For George Bush the elder, the recession of the early 1990s was a
difficult subject, something best not discussed in public. As he put it
on November 20, 1991, "I think more than anyone else in this country,
obviously, that if the president misspeaks or sounds euphorically
optimistic, or overly pessimistic, you send the wrong signals to a
skittish market and to the people. So I'm trying to say, 'Look, we're in
tough times; they're going to get better.'"
But the new Bush-Cheney administration is using reverse psychology.
In December, even before taking office, Vice President-elect Dick Cheney
warned that the United States "may well be on the front edge of a
recession here." Three days later, George W. Bush told CBS News, "There
are some warning signs on the horizon about the economy; both Secretary
Cheney and I have spoken about that publicly." Bush and Cheney were
trying, of course, to date a recession to the late stages of the Clinton
administration. But eyebrows were raised in some circles about whether
it was wise for the new leaders to be talking down the economy.

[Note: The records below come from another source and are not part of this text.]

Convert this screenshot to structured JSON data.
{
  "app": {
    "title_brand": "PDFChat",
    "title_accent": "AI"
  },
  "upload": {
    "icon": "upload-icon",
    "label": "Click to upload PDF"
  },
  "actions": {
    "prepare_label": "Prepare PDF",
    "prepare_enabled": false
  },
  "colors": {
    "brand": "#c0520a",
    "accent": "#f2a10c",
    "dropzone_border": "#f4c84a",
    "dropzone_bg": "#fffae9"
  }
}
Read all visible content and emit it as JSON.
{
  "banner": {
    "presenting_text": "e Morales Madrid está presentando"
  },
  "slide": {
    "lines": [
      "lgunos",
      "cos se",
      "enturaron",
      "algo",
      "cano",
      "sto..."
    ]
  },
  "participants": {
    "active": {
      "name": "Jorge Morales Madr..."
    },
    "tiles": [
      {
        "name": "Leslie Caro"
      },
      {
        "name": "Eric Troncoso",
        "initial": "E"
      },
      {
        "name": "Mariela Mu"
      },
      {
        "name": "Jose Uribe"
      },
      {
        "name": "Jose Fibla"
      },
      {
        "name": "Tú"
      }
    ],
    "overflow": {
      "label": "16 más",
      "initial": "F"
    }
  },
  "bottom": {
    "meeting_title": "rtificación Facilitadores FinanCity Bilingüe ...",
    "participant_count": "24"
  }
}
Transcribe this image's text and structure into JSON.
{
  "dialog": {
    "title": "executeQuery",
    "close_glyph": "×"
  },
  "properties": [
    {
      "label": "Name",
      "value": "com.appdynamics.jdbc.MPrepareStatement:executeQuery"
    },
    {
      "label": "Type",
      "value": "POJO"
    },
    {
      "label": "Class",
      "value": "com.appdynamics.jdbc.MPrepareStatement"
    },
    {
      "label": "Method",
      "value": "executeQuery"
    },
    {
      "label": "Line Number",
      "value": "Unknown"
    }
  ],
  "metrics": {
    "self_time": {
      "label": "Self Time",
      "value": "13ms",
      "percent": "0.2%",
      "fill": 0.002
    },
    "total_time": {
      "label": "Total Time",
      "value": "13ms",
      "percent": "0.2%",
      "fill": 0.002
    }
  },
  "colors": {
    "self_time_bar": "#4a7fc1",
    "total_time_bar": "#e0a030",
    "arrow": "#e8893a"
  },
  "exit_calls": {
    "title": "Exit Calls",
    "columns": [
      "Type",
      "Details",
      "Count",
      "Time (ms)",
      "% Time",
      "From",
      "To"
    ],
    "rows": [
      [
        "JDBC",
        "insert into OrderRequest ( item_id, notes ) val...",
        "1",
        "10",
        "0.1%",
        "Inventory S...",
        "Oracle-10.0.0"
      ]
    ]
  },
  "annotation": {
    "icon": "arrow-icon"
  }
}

Nevertheless, Bush has continued to use evidence of a slowing economy
to market his proposed tax cut. "A warning light is flashing on the
dashboard of our economy, and we just can't drive on and hope for the
best," Bush said on February 8.
So is George W. discarding his father's advice about sending "the
wrong signals"? Or has he decided, as some have suggested, that the time
is right for a recession and it's better for political reasons to have
it early in his term? That "warning light" on the dashboard may be just
the signal he's hoping for.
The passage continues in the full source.